Since the outbreak of COVID-19, China has implemented a series of non-pharmaceutical interventions (NPIs), effectively containing the spread of severe acute respiratory syndrome coronavirus 2 (SARS-CoV-2) as well as various respiratory pathogens. With the continuous relaxation of restrictions, China has entered a new phase of the post-pandemic era.
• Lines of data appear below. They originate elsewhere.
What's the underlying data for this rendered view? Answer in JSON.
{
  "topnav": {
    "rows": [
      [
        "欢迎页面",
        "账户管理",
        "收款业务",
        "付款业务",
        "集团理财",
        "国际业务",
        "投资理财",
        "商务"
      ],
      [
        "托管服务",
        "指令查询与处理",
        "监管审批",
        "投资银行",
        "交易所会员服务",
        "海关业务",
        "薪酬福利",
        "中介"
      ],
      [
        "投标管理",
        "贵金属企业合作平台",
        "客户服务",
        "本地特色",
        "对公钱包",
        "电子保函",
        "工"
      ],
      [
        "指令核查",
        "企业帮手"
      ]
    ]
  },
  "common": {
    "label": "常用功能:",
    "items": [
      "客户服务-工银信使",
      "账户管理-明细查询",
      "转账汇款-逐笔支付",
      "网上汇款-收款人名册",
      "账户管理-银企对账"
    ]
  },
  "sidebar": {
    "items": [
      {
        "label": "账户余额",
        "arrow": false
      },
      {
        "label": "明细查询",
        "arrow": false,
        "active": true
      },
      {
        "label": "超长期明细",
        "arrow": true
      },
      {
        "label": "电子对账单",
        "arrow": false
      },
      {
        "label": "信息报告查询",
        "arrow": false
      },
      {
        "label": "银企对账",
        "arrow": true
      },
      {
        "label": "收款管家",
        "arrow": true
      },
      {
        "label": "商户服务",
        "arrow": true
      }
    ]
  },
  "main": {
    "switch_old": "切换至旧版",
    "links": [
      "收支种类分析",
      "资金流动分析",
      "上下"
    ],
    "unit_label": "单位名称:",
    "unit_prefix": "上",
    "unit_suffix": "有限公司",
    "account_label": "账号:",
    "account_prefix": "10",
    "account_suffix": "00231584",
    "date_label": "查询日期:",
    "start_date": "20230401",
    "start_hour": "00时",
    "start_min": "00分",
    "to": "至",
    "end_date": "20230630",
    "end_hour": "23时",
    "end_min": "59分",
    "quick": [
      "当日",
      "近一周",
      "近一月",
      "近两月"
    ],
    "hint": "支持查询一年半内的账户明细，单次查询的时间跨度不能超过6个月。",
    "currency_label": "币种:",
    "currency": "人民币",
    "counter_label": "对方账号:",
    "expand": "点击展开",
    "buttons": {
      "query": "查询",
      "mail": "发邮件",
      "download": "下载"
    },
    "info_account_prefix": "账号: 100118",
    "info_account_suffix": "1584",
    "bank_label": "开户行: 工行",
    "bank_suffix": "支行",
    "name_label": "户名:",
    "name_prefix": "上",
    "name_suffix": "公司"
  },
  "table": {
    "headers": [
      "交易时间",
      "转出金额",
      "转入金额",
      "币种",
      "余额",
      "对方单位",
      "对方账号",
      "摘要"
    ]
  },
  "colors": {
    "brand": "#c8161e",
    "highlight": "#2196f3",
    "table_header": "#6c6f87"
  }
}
However, the epidemiological differences of Mycoplasma pneumoniae (MP) between the two phases in Ningbo and even in China remain unclear.

Methods

Data of children aged 0–14 years who visited the Ningbo Medical Center LiHuiLi Hospital due to acute respiratory tract infections from January 2020 to December 2023 were collected. PCR was used to detect 13 respiratory pathogens and the macrolide-resistance of Mycoplasma pneumoniae.

Results

Among 10,206 children, 2,360 were infected with MP (23.12%). Among the total, the MP positive rate during the NPI phase (6.35%) was significantly lower than that during the non-NPI phase (34.28%), while the macrolide resistance rate increased from 62.5% (NPI phase) to 81.1% (non-NPI phase). The rate of MP co-infection increased from 11.2% (NPI phase) to 30.3% (non-NPI phase). MP infection exhibited obvious seasonality, with the highest prevalence in autumn (30.0%) followed by summer (23.6%). There were differences in MP positivity rates among different age groups, with the highest among school-age children at 39.5%. During the NPI phase, all age groups were less susceptible to MP, while during the non-NPI phase, the susceptible age for MP was 4–12 years, with 8 years being the most susceptible. The susceptible age for MP co-infection was 0–6 years. MP exhibited antagonistic effects against numerous pathogens. Compared to MP single infection, the proportion of pneumonia was higher in MP co-infection cases.

Conclusion

The removal of NPIs significantly impacted the spread of MP, altering population characteristics including age, seasonality, macrolide resistance, and MP co-infection rates.